Tony Fabrizio is one of the smartest Republican pollsters around today. A veteran who has been chief strategist for Bob Dole’s presidential campaign and many statewide campaigns, Fabrizio has just completed a landmark study on the structure and image of the Republican Party. The study was conducted as a follow-up to Fabrizio’s  similar effort on the party 10 years ago, in 1997. 

The findings indicate storm clouds on the horizon for the GOP. In terms of party make-up, Fabrizio segments the GOP into seven subgroups based on issue identification. The groups are separated into those that focus on moral and cultural issues (51 percent), foreign policy issues (28 percent) and economic issues (16 percent). Ten years ago, Fabrizio did not even show a foreign policy axis, an indication of how much Sept. 11 has changed voter attitudes. What is noteworthy is the much higher number of Republican social issue voters as opposed to economic voters, the traditional base of the GOP prior to the 1980s. Republicans are going to have to do a much better job of emphasizing economic themes if they want to be competitive with “pocketbook voters” who feel they haven’t shared in U.S. economic prosperity.

Equally challenging, however, are the splits that appear within each of Fabrizio’s groupings. His “Dennis Miller Republicans” are socially libertarian, whereas “Moralists” have more traditional views on social issues. Likewise, “Bush Hawks” strongly support the president’s policies in Iraq, while “Fortress America” Republicans are more divided. Even in economics, “Free Marketeers” (8 percent) and “Heartland Republicans” do not see eye to eye on the GOP message.

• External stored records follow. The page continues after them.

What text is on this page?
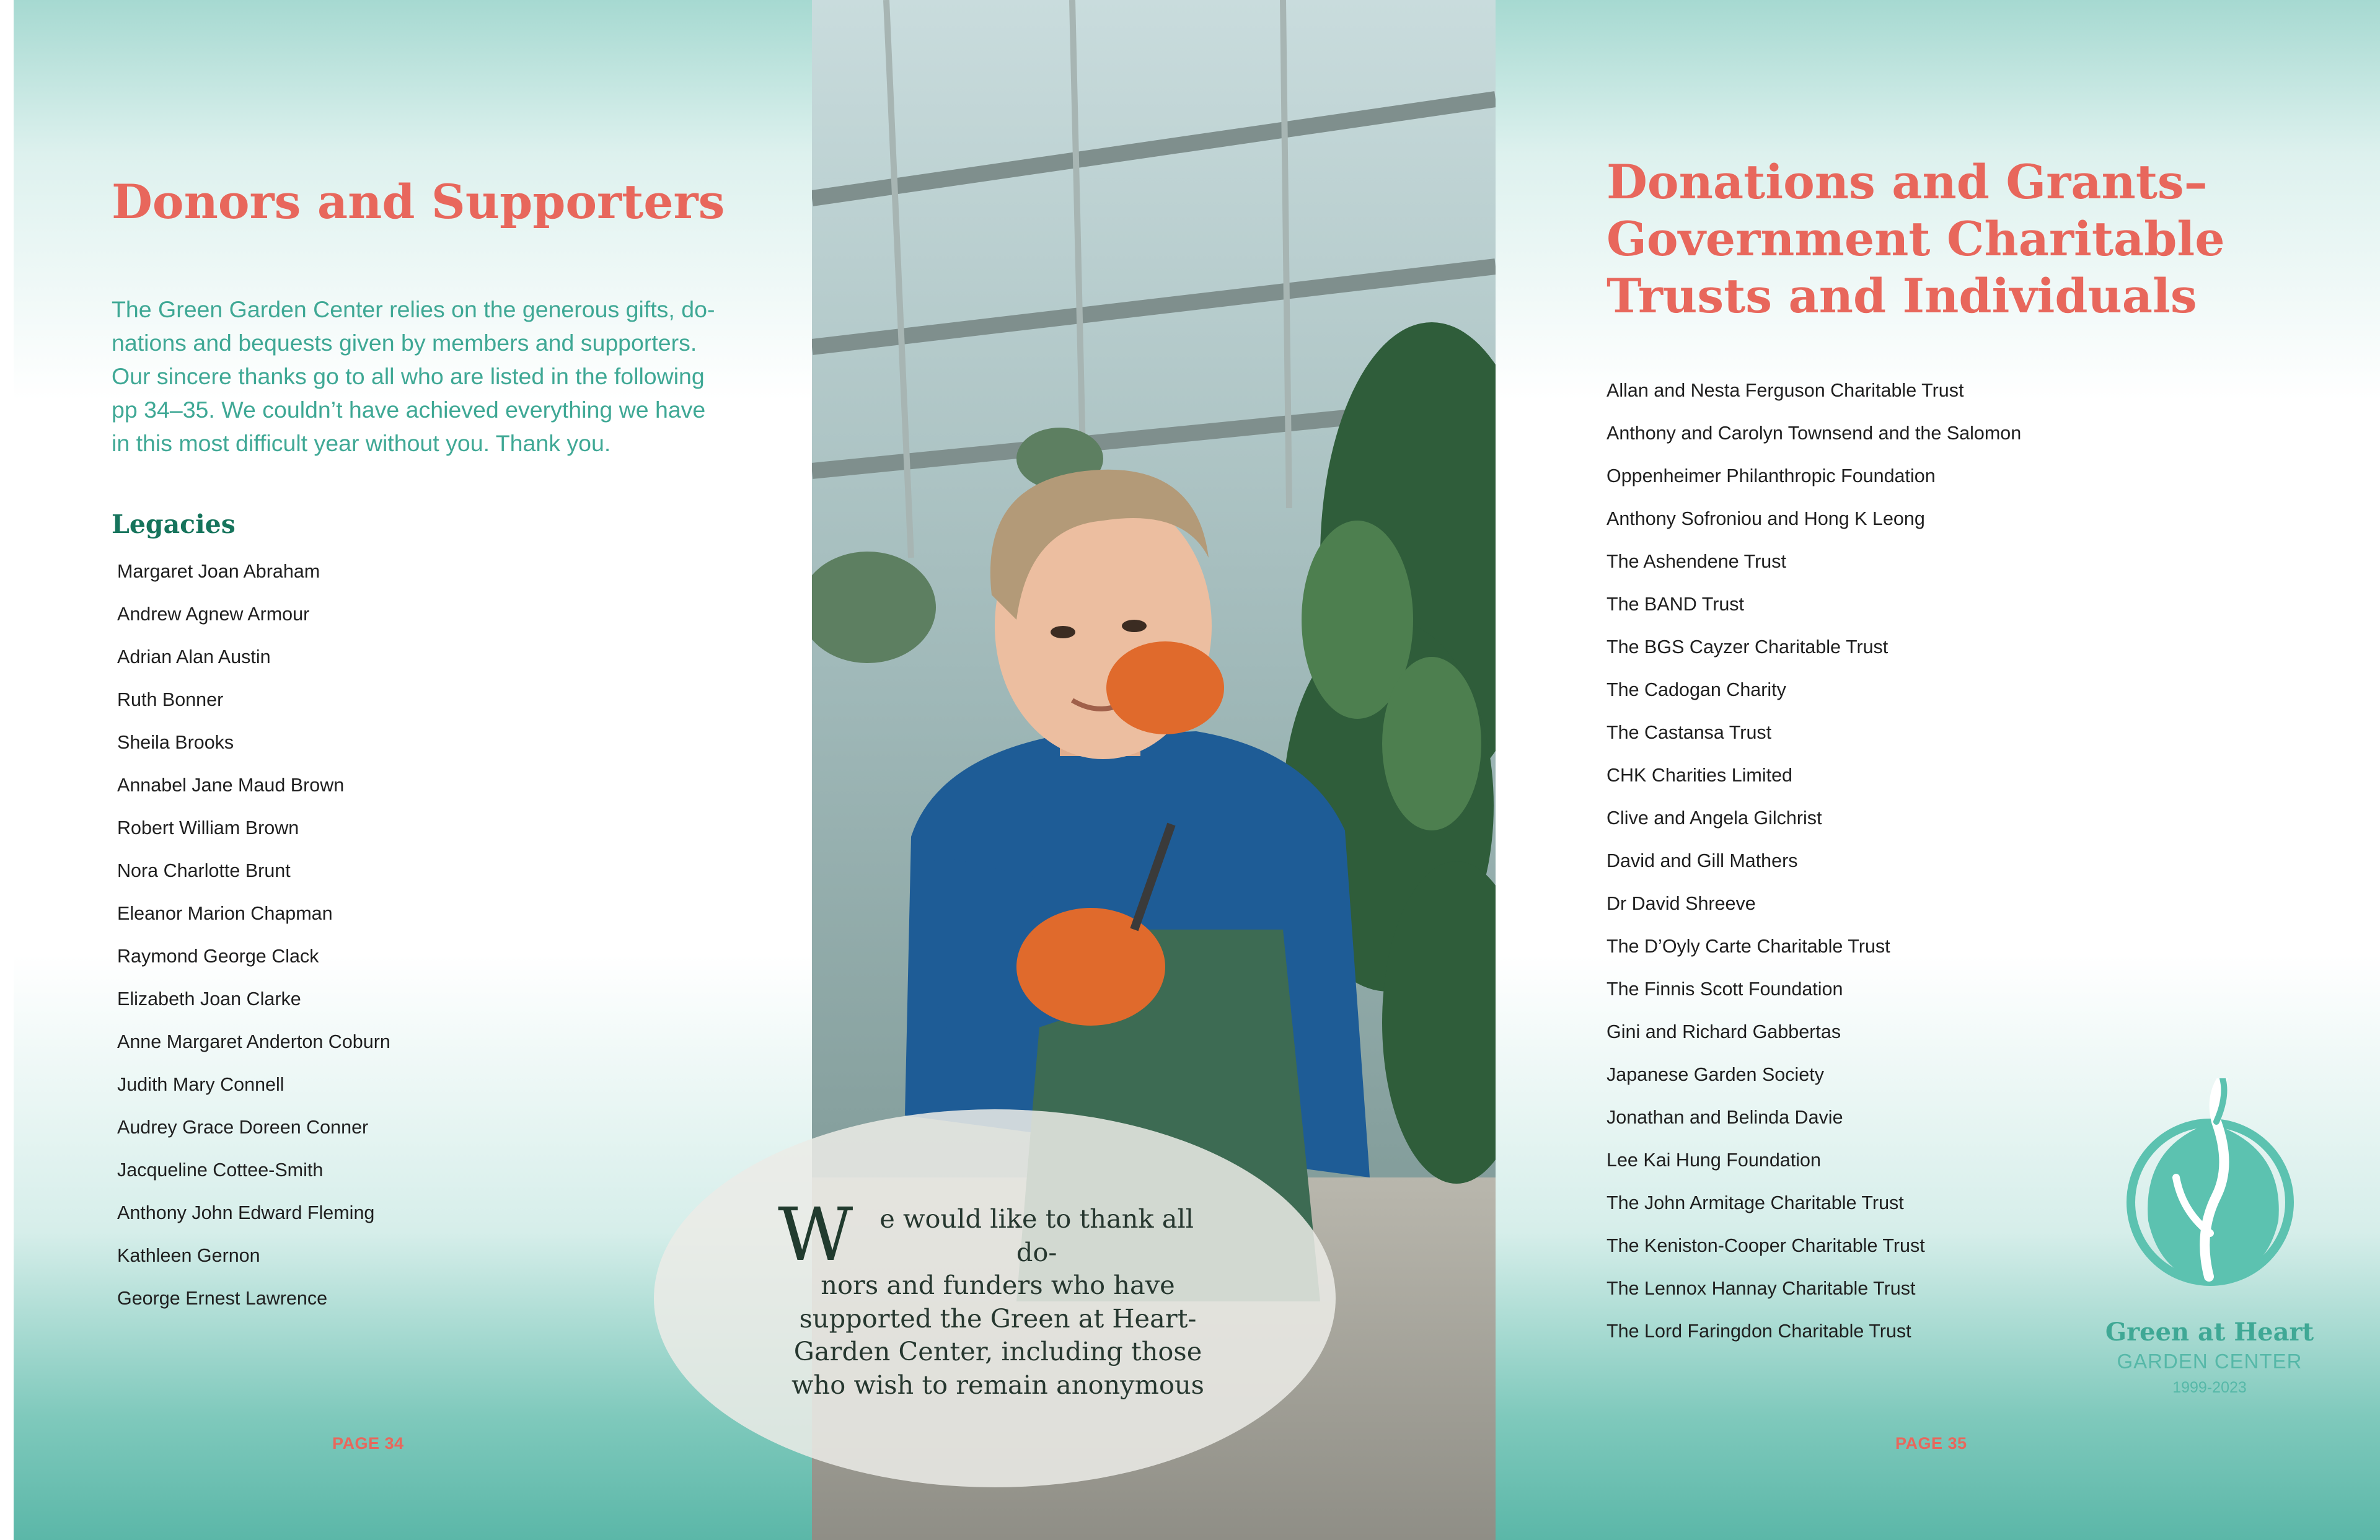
Donors and Supporters

The Green Garden Center relies on the generous gifts, do-
nations and bequests given by members and supporters.
Our sincere thanks go to all who are listed in the following
pp 34–35. We couldn’t have achieved everything we have
in this most difficult year without you. Thank you.

Legacies
Margaret Joan Abraham
Andrew Agnew Armour
Adrian Alan Austin
Ruth Bonner
Sheila Brooks
Annabel Jane Maud Brown
Robert William Brown
Nora Charlotte Brunt
Eleanor Marion Chapman
Raymond George Clack
Elizabeth Joan Clarke
Anne Margaret Anderton Coburn
Judith Mary Connell
Audrey Grace Doreen Conner
Jacqueline Cottee-Smith
Anthony John Edward Fleming
Kathleen Gernon
George Ernest Lawrence
PAGE 34
Donations and Grants–
Government Charitable
Trusts and Individuals
Allan and Nesta Ferguson Charitable Trust
Anthony and Carolyn Townsend and the Salomon
Oppenheimer Philanthropic Foundation
Anthony Sofroniou and Hong K Leong
The Ashendene Trust
The BAND Trust
The BGS Cayzer Charitable Trust
The Cadogan Charity
The Castansa Trust
CHK Charities Limited
Clive and Angela Gilchrist
David and Gill Mathers
Dr David Shreeve
The D’Oyly Carte Charitable Trust
The Finnis Scott Foundation
Gini and Richard Gabbertas
Japanese Garden Society
Jonathan and Belinda Davie
Lee Kai Hung Foundation
The John Armitage Charitable Trust
The Keniston-Cooper Charitable Trust
The Lennox Hannay Charitable Trust
The Lord Faringdon Charitable Trust	Green at Heart
GARDEN CENTER
1999-2023
PAGE 35

W e would like to thank all do-
nors and funders who have
supported the Green at Heart-
Garden Center, including those
who wish to remain anonymous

To be sure, there are issues that still unite these disparate groups. Fabrizio’s questions outline messages that still draw strong GOP support, such as balancing the federal budget, shrinking government and emphasizing a “realist” foreign policy. Yet these are older issues and most of the new initiatives introduced by President Bush (Social Security reform, federal involvement in education, healthcare reform) are highly controversial within the GOP. One thing that is NOT controversial is Bush’s comprehensive immigration reform plan, which is overwhelmingly rejected by his own party. When one considers that George W. Bush was the first Republican elected president since the 1920s without also winning the independent vote, relying instead on a massive 94 percent vote from Republicans, it is clear that GOP future electoral prospects lean heavily on a united Republican Party.

Even if united, however, the GOP faces the challenge of growing with the rest of the population. And Fabrizio’s survey points up some concerns. The current demographics of the Republican Party are not in step with the rest of the country. The party is older than 10 years ago (41 percent are over 55 compared to 28 percent a decade ago), more Protestant (54 percent versus 47 percent) and less Catholic (22 percent from 25 percent, despite a major effort with this group by President Bush), and far more conservative (71 percent versus 55 percent). Most ominously, the GOP is almost exclusively white — 93 percent — and only 2 percent Hispanic and 1 percent Asian in a country that is now slightly less than 70 percent Caucasian.

That’s why the hill gets steeper for the GOP in the years ahead. Republicans will have to adapt their message and reach out to new voter groups in innovative ways or face a prolonged drought similar to the decades of the middle of the last century when it seldom formed governing majorities.